Das Landgericht Wuppertal kam in einem ähnlich gelagerten Fall zum gleichen Ergebnis (Urteil vom 29.07.2021, Az. 4 O 409/20). Es wies einen Auskunftsanspruch mit Verweis auf den sich aus § 242 BGB ergebenden Einwand des Rechtsmissbrauchs zurück.

„Der Kläger hat keines der vorgenannten Interessen [aus Erwägungsgrund 63], dies nicht einmal als Reflex. Das Auskunftsbegehren soll sich nach seinem klar geäußerten Willen allein darin erschöpfen, etwaige geldwerte Ansprüche gegen die Beklagte zu prüfen. Damit trifft das Begehren des Klägers nicht einmal den Titel der Verordnung, nämlich den Datenschutz“

Genau so sah es auch das Landgericht Detmold mit Urteil vom 26.10.2021 (Az. 02 O 108/21). Die Ausübung eines Rechts sei nicht erlaubt, wenn der Anspruchsinhaber eine formale Rechtsstellung ausnutzt oder etwas geltend macht, an dem er kein schützenswertes Eigeninteresse hat.

Gegenauffassung des LG Köln

Zum gegenteiligen Ergebnis kam jedoch das Landgericht Köln mit Urteil vom 11.11.2020 (Az. 23 O 172/19). Die Richter legten die oben zitierte Vorschrift des Art. 12 Abs. 5 Satz 2 DSGVO eng an ihrem Wortlaut aus. Ein Recht auf Verweigerung der Auskunft bestehe nur bei „offenkundig unbegründeten“ oder „exzessiven Anträgen“. Das Gericht betonte insbesondere, dass der Betroffene seine Motivation zur Geltendmachung der Rechte gemäß Art. 15 DSGVO überhaupt nicht offenlegen müsse. Geschehe dies gleichwohl, sei dies aus Sicht des Gerichts unschädlich.

Keine Rechtssicherheit für Unternehmen

Die Entscheidungen der Gerichte in Hamm, Wuppertal und Detmold sind im Ergebnis nachvollziehbar und begrüßenswert. Auch wenn in der Praxis der überwiegende Teil aller Auskunftsersuchen legitim und nachvollziehbar ist, sehen auch wir immer wieder Fälle, in denen der Anspruch zweckendfremdet wird und die Geltendmachung zumindest ein „Gschmäckle“ hat. Dass sich Unternehmen dennoch nicht blind auf die jüngere Rechtsprechung zum Rechtsmissbrauch verlassen sollten, zeigt schon das Urteil des LG Köln.
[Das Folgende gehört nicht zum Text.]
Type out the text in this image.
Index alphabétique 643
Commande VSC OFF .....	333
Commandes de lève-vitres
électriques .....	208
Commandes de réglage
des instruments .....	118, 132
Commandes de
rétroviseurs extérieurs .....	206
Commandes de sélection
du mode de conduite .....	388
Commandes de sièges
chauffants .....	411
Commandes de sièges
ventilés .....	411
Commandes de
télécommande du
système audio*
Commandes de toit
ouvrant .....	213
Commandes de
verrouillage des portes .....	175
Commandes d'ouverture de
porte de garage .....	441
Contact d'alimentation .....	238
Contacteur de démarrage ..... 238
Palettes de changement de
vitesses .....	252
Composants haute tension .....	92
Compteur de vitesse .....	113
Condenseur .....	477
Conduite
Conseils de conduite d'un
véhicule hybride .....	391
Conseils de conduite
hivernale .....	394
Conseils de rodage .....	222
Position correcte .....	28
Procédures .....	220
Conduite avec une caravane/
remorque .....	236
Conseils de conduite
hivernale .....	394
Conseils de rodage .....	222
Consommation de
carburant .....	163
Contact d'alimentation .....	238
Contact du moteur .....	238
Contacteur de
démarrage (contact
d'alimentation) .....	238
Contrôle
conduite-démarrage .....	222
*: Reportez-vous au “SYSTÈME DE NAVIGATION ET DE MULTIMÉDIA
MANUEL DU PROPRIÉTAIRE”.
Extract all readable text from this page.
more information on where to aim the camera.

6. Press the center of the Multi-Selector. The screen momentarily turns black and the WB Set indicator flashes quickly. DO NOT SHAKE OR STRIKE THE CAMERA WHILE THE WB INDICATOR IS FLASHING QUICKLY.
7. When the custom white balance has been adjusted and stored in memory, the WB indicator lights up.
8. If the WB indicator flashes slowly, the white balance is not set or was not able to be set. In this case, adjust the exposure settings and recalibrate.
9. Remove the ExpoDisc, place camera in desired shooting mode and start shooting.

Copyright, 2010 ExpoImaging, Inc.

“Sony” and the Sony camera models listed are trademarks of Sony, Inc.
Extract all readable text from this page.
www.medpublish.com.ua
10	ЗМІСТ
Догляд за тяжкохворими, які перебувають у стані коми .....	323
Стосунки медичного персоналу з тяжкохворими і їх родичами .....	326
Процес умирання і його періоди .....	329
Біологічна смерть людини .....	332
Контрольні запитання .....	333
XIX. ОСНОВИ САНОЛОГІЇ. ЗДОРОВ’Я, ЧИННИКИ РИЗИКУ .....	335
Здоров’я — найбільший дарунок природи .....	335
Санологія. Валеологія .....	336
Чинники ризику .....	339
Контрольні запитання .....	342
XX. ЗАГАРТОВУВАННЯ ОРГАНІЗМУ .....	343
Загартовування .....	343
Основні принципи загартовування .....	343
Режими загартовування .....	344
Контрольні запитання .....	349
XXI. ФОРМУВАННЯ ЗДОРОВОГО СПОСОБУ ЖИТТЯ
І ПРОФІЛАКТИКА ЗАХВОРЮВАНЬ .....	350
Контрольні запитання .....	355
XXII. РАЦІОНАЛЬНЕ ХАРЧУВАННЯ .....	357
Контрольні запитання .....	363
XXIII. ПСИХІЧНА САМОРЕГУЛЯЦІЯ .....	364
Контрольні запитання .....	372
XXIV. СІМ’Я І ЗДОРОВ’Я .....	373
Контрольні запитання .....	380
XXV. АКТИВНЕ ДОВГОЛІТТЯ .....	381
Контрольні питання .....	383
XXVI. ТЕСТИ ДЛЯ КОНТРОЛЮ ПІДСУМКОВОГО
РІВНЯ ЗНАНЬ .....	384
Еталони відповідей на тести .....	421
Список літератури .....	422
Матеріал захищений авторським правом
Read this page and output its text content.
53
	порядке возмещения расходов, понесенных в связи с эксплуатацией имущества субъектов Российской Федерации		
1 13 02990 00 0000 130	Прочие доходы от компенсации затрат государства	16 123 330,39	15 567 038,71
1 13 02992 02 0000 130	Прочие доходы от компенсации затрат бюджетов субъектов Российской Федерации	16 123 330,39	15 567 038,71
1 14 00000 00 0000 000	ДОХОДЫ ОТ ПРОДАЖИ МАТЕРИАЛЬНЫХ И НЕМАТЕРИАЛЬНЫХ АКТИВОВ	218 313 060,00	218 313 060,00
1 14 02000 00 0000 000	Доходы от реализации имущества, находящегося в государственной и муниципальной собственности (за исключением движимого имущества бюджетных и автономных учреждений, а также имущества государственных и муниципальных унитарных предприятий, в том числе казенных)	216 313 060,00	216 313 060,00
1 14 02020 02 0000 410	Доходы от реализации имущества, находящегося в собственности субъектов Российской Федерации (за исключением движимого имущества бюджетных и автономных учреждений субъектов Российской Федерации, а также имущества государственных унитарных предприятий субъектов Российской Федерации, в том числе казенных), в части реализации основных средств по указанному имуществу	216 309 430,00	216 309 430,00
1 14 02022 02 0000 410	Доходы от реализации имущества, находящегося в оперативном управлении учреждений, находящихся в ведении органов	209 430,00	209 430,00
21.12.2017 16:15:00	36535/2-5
Die Begründungen der Gerichte, die Rechtsmissbrauch annahmen, weisen allesamt Schwachpunkte auf. Soweit das LG Wuppertal und das LG Detmold sich auf § 242 BGB berufen, stellt sich die Frage, ob eine Vorschrift aus dem nationalen Zivilrecht tatsächlich herangezogen werden kann, um einen Anspruch aus dem europäischen Datenschutzrecht zu beschränken. Überzeugender scheint insofern die Begründung des OLG Hamm, welches auf eine Vorschrift aus der DSGVO abstellt. Aber auch hier stellt sich die Frage, ob das Weigerungsrecht aus Art. 12. Abs. 5 Satz 2 lit. b DSGVO tatsächlich auf alle „rechtsmissbräuchlichen Fälle“ ausgeweitet werden kann oder auf „offenkundig unbegründete“ oder „exzessive Anträge“ beschränkt werden muss, wie das LG Köln es gesehen hatte.

Es bleibt zu hoffen, dass der Bundesgerichtshof oder in letzter Instanz der Europäische Gerichtshof hier zeitnah für Rechtssicherheit sorgt. Bis dahin ist Unternehmen zu empfehlen, Auskunftsersuchen vorsichtshalber vollständig und fristgerecht zu beantworten, selbst wenn diese möglicherweise (auch) sachfremde Zwecke verfolgen. In Einzelfällen kann die Abstimmung mit einem spezialisierten Rechtsanwalt erforderlich sein.